While this court takes cognizance of the great procrastination exhibited in the prosecution of this cause and its incapacitating effect upon the process of justice, we must, under the circumstances nevertheless hold that the trial court erred in finding that there were no genuine issues of material fact. Notwithstanding the probability or improbability of plaintiff-appellant's *241 success upon trial or upon other proceedings below, we cannot here state as a matter of law that there is no such genuine issue. In so doing, the trial court erred.

Summary judgment procedures are not designed to cure or discipline dilatory litigants. Rigid continuance rules, calls of docket and other trial court procedures are so designed and their use is highly recommended in cases such as this.

As earlier noted the original plaintiff-patient is deceased. However, a trial court upon summary judgment motion cannot, nor can we upon appeal, prejudge a plaintiff's ability to sustain his, or in this instance, her burden of proof upon the factual issues. The existence of factual issues, however, is quite a different question from that concerning the burden of establishing, as a matter of evidentiary proof, the facts alleged by plaintiff. We are here concerned only with the former question. We cannot prejudge that matter.

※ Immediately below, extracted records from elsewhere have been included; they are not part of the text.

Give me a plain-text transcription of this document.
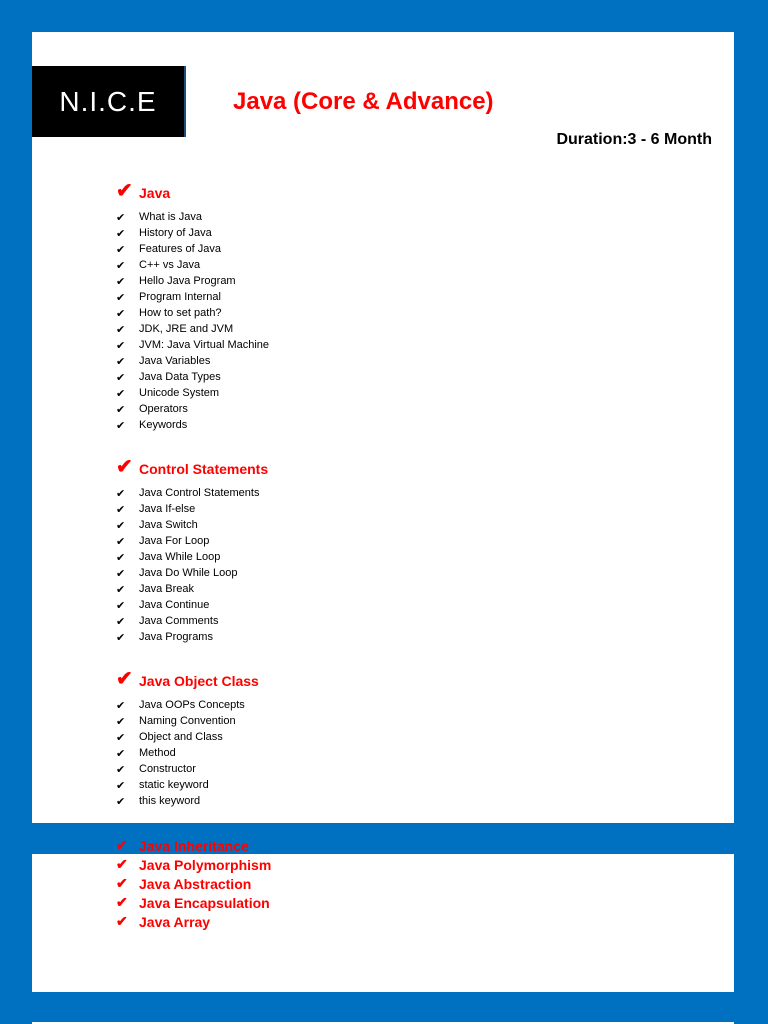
N.I.C.E	Java (Core & Advance)
Duration:3 - 6 Month
✔ Java
✔	What is Java
✔	History of Java
✔	Features of Java
✔	C++ vs Java
✔	Hello Java Program
✔	Program Internal
✔	How to set path?
✔	JDK, JRE and JVM
✔	JVM: Java Virtual Machine
✔	Java Variables
✔	Java Data Types
✔	Unicode System
✔	Operators
✔	Keywords
✔ Control Statements
✔	Java Control Statements
✔	Java If-else
✔	Java Switch
✔	Java For Loop
✔	Java While Loop
✔	Java Do While Loop
✔	Java Break
✔	Java Continue
✔	Java Comments
✔	Java Programs
✔ Java Object Class
✔	Java OOPs Concepts
✔	Naming Convention
✔	Object and Class
✔	Method
✔	Constructor
✔	static keyword
✔	this keyword
✔ Java Inheritance
✔ Java Polymorphism
✔ Java Abstraction
✔ Java Encapsulation
✔ Java Array
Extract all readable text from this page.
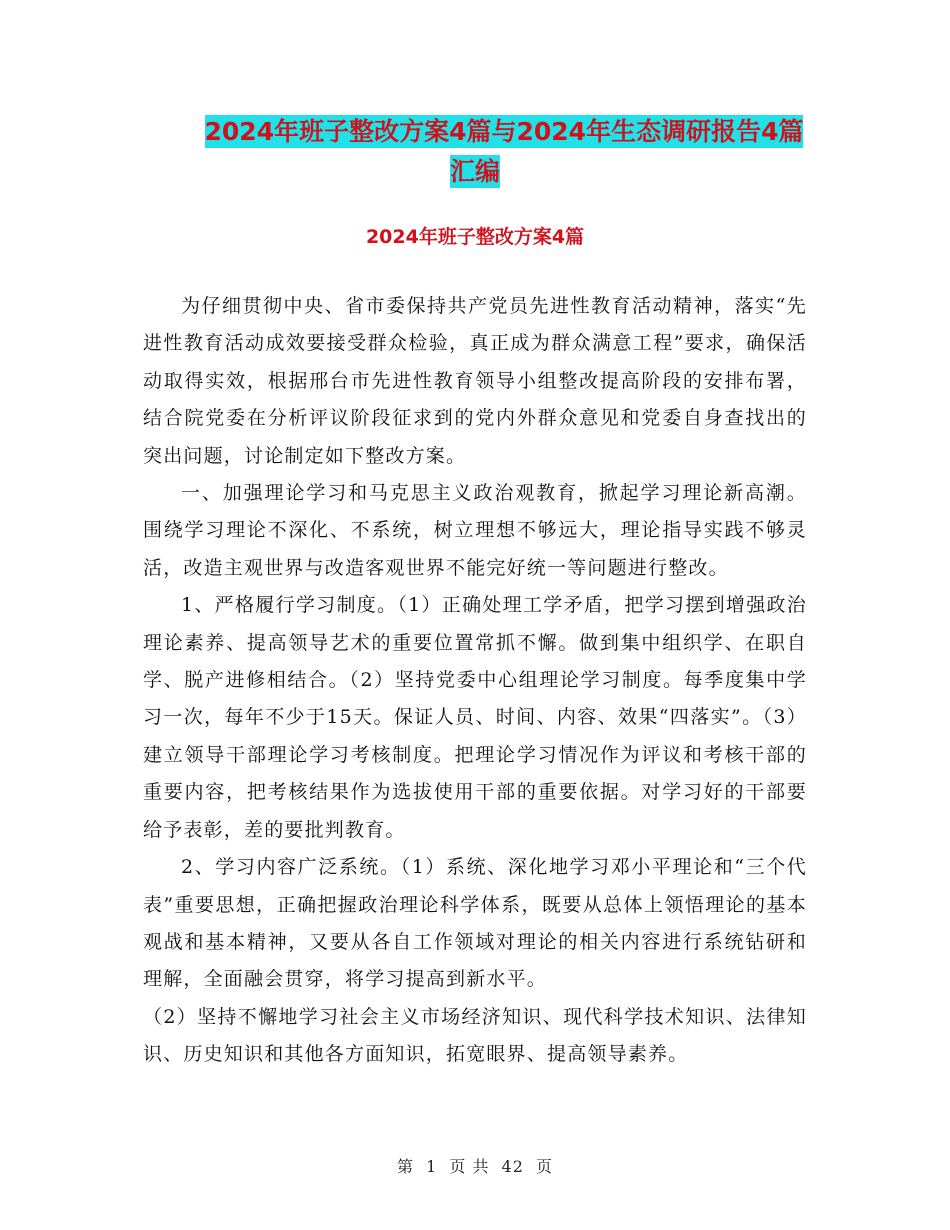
2024年班子整改方案4篇与2024年生态调研报告4篇
汇编
2024年班子整改方案4篇

为仔细贯彻中央、省市委保持共产党员先进性教育活动精神，落实“先进性教育活动成效要接受群众检验，真正成为群众满意工程”要求，确保活动取得实效，根据邢台市先进性教育领导小组整改提高阶段的安排布署，结合院党委在分析评议阶段征求到的党内外群众意见和党委自身查找出的突出问题，讨论制定如下整改方案。

一、加强理论学习和马克思主义政治观教育，掀起学习理论新高潮。围绕学习理论不深化、不系统，树立理想不够远大，理论指导实践不够灵活，改造主观世界与改造客观世界不能完好统一等问题进行整改。

1、严格履行学习制度。（1）正确处理工学矛盾，把学习摆到增强政治理论素养、提高领导艺术的重要位置常抓不懈。做到集中组织学、在职自学、脱产进修相结合。（2）坚持党委中心组理论学习制度。每季度集中学习一次，每年不少于15天。保证人员、时间、内容、效果“四落实”。（3）建立领导干部理论学习考核制度。把理论学习情况作为评议和考核干部的重要内容，把考核结果作为选拔使用干部的重要依据。对学习好的干部要给予表彰，差的要批判教育。

2、学习内容广泛系统。（1）系统、深化地学习邓小平理论和“三个代表”重要思想，正确把握政治理论科学体系，既要从总体上领悟理论的基本观战和基本精神，又要从各自工作领域对理论的相关内容进行系统钻研和理解，全面融会贯穿，将学习提高到新水平。

（2）坚持不懈地学习社会主义市场经济知识、现代科学技术知识、法律知识、历史知识和其他各方面知识，拓宽眼界、提高领导素养。

第 1 页 共 42 页
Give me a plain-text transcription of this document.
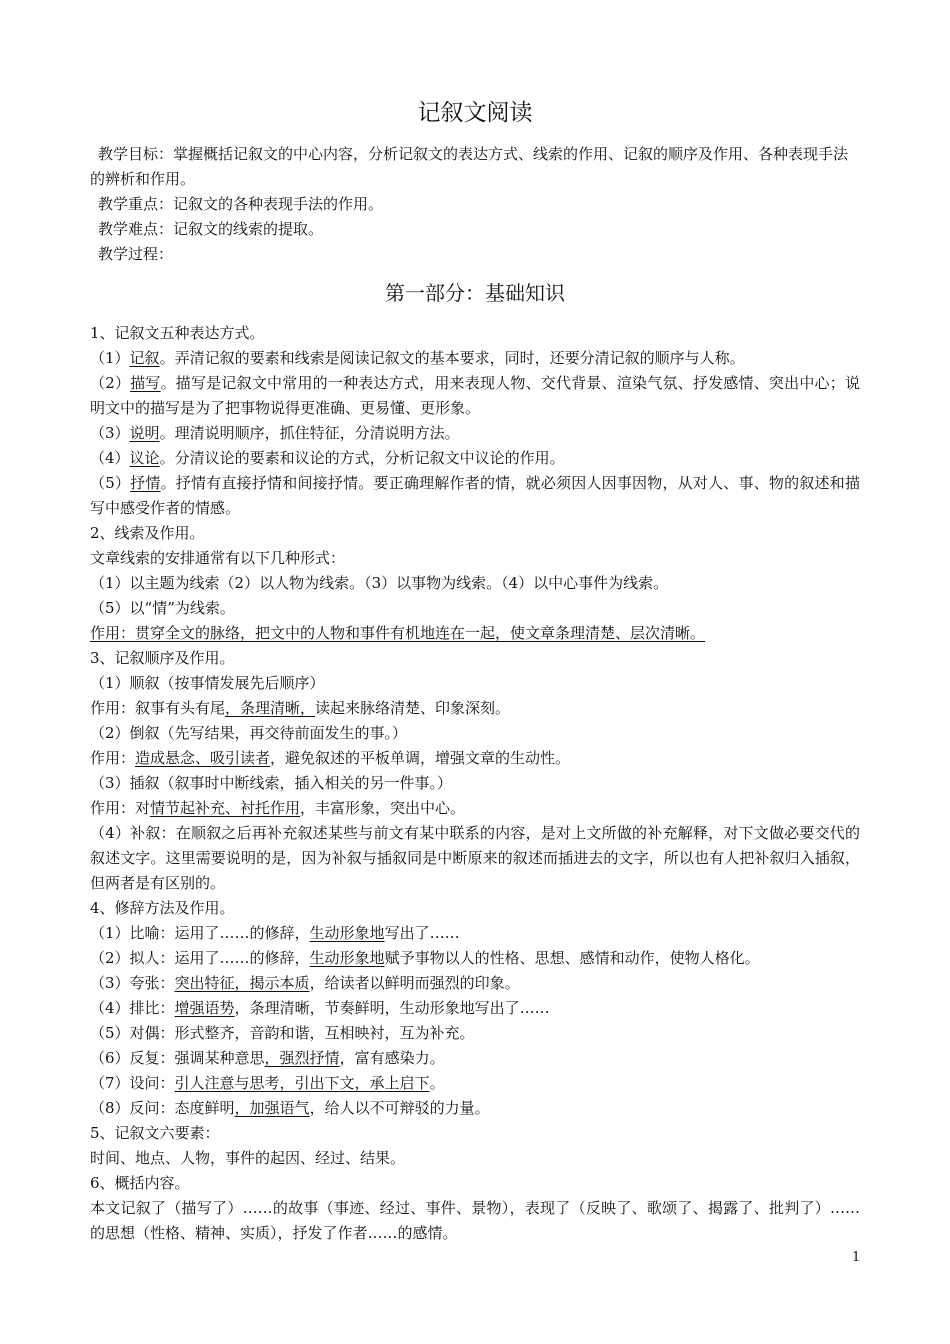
记叙文阅读

教学目标：掌握概括记叙文的中心内容，分析记叙文的表达方式、线索的作用、记叙的顺序及作用、各种表现手法的辨析和作用。

教学重点：记叙文的各种表现手法的作用。

教学难点：记叙文的线索的提取。

教学过程：

第一部分：基础知识

1、记叙文五种表达方式。

（1）记叙。弄清记叙的要素和线索是阅读记叙文的基本要求，同时，还要分清记叙的顺序与人称。

（2）描写。描写是记叙文中常用的一种表达方式，用来表现人物、交代背景、渲染气氛、抒发感情、突出中心；说明文中的描写是为了把事物说得更准确、更易懂、更形象。

（3）说明。理清说明顺序，抓住特征，分清说明方法。

（4）议论。分清议论的要素和议论的方式，分析记叙文中议论的作用。

（5）抒情。抒情有直接抒情和间接抒情。要正确理解作者的情，就必须因人因事因物，从对人、事、物的叙述和描写中感受作者的情感。

2、线索及作用。

文章线索的安排通常有以下几种形式：

（1）以主题为线索（2）以人物为线索。（3）以事物为线索。（4）以中心事件为线索。

（5）以“情”为线索。

作用：贯穿全文的脉络，把文中的人物和事件有机地连在一起，使文章条理清楚、层次清晰。

3、记叙顺序及作用。

（1）顺叙（按事情发展先后顺序）

作用：叙事有头有尾，条理清晰，读起来脉络清楚、印象深刻。

（2）倒叙（先写结果，再交待前面发生的事。）

作用：造成悬念、吸引读者，避免叙述的平板单调，增强文章的生动性。

（3）插叙（叙事时中断线索，插入相关的另一件事。）

作用：对情节起补充、衬托作用，丰富形象，突出中心。

（4）补叙：在顺叙之后再补充叙述某些与前文有某中联系的内容，是对上文所做的补充解释，对下文做必要交代的叙述文字。这里需要说明的是，因为补叙与插叙同是中断原来的叙述而插进去的文字，所以也有人把补叙归入插叙，但两者是有区别的。

4、修辞方法及作用。

（1）比喻：运用了……的修辞，生动形象地写出了……

（2）拟人：运用了……的修辞，生动形象地赋予事物以人的性格、思想、感情和动作，使物人格化。

（3）夸张：突出特征，揭示本质，给读者以鲜明而强烈的印象。

（4）排比：增强语势，条理清晰，节奏鲜明，生动形象地写出了……

（5）对偶：形式整齐，音韵和谐，互相映衬，互为补充。

（6）反复：强调某种意思，强烈抒情，富有感染力。

（7）设问：引人注意与思考，引出下文，承上启下。

（8）反问：态度鲜明，加强语气，给人以不可辩驳的力量。

5、记叙文六要素：

时间、地点、人物，事件的起因、经过、结果。

6、概括内容。

本文记叙了（描写了）……的故事（事迹、经过、事件、景物），表现了（反映了、歌颂了、揭露了、批判了）……的思想（性格、精神、实质），抒发了作者……的感情。

1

We are not unsympathetic or unmindful of the understandable desire on the part of the trial court to dispose of what by reason of delay and inactivity appeared to be a complaint wholly without merit. In this connection, the connotation in defendant's motion for summary judgment is clear that plaintiff obviously thinks his lawsuit to be without merit; otherwise he and the substituted plaintiff would have prosecuted it with more diligence. The perhaps justifiable termination of this litigation was not, however, appropriately achieved. We believe that there are genuine issues of material fact which appear upon the face of the record and which may include, but are not restricted to: The purpose of initial surgery, i.e., circumcision or relief of severe inflamation; the time of the onset of carcinoma, i.e., before or after treatment by the defendant; whether the initial surgery caused urine to exit other than in the usual manner; whether the method used by the defendant to remove the venereal warts was proper or not; and, the cause of carcinoma, i.e., chemical trauma *242 occasioned by defendant's treatment for plaintiff's warts, or otherwise.

Accordingly, the decision of the trial court is reversed and the cause is remanded for further proceedings not inconsistent with this opinion.

Lowdermilk, C.J., Carson and Lybrook, JJ., concur.

NOTE. Reported in 264 N.E.2d 623.

NOTES

[1] Among other events causing interminable delay in the prosecution of this cause were two venue changes, three trial settings and several withdrawals of appearance by plaintiff's various counsel.

[2] It should be noted that at the time of the summary judgment proceedings, Robert McNabb, the original plaintiff was deceased. It was and is, therefore, impossible for his administratrix to procure his evidence by counter affidavit or otherwise.